У меня в руках — длинная нить. Я тяну за собой чудесного зверя: зелено-голубой шар. Было восьмое марта и всем дарили таких. Моего зовут Бутс. Он может сделать стойку и прыгнуть на кого угодно — стоит резко дернуть за нитку. На нем кошачья мордочка, а так он собака.

Я веду своего Бутса, старательно обходя углы, шарахаясь от деревьев, далеко обегая кусты и фонарные столбики.

Я думаю о тех днях, когда мы с ним состаримся и как, умирая, сожму в руке черную ниточку, а люди скажут: "Это был ее любимый шарик!" Вообще я никогда не умру.

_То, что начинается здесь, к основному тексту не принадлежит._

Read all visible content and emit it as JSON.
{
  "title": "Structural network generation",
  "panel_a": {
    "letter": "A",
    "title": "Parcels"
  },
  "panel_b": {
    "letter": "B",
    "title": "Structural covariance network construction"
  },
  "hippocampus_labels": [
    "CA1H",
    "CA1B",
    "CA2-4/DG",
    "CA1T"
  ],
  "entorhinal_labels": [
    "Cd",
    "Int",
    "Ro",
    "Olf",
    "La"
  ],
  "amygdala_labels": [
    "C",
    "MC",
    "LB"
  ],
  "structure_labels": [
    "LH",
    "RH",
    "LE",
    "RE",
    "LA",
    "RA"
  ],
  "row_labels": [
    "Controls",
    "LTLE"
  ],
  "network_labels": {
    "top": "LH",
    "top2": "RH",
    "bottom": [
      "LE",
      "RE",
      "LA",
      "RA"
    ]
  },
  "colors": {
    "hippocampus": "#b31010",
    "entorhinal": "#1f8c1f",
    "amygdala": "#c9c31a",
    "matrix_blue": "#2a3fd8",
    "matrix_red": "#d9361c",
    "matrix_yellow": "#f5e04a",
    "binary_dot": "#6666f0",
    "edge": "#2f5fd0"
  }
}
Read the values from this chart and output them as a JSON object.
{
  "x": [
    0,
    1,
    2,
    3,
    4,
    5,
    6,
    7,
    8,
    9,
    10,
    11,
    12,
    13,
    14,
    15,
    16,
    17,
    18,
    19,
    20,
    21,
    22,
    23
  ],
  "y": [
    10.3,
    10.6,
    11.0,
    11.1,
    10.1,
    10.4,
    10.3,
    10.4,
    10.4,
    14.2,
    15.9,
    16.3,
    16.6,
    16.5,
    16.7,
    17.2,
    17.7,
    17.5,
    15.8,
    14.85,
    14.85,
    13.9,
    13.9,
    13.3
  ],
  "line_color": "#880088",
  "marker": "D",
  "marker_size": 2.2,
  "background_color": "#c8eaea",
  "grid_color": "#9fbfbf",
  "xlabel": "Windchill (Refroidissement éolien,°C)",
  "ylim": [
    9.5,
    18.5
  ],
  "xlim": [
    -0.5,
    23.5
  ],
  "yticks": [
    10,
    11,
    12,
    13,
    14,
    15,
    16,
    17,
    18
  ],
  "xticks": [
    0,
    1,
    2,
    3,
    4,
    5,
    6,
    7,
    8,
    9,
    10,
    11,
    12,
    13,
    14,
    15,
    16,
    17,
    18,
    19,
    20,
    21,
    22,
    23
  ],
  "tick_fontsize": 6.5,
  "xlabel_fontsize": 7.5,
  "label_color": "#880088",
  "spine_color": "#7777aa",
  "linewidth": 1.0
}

Навстречу идет Сашка, без пальто и расстегнув рубашку. Грудь синяя, а сам смеется:

— Давай твой шарик хлопнем?

— Ты что?! Я с ним до смерти не расстанусь!

— Еще до завтра сдуется.

— Неправда!

— Уже сдувается. Послушай сама.

— Сам дурак!

Отступив на несколько шагов, прикладываю шарик дырочкой к уху. Как из космоса, до меня доносится тонкий свист; ухо холодеет от струйки воздуха.

Дома кладу его на свою кровать и стараюсь даже мимо не ходить. Но к вечеру с тоской замечаю: он похудел! Он слабеет даже на ощупь: если прижаться пальцем к тонкому боку — останется ямка.

Я бегу к телефону.

— Ирка, как мне спасти мой шарик?

Она понимает с полуслова.

— Знаешь, я свой сдула и спрятала в ящик. Захочу — надую снова.

Ирка, молодец! Я бегу сдувать шарик. Надкусываю твердую нитку, он обреченно ахает, на глазах превращаясь в мертвую тряпочку. Теперь его только в ящик! Только что был живой, настоящий, и вот я сама, своими руками... И потом, я же не умею надувать шарики! Не бегать же каждый раз к Ирке! А если носить в школу, он наверняка лопнет.

Я снова бегу к телефону. "А ты надуй его водой, — советует Ирка, — это легче, дуть вовсе не надо, подтянешь горловину к крану, перевяжешь ниткой и пустишь воду."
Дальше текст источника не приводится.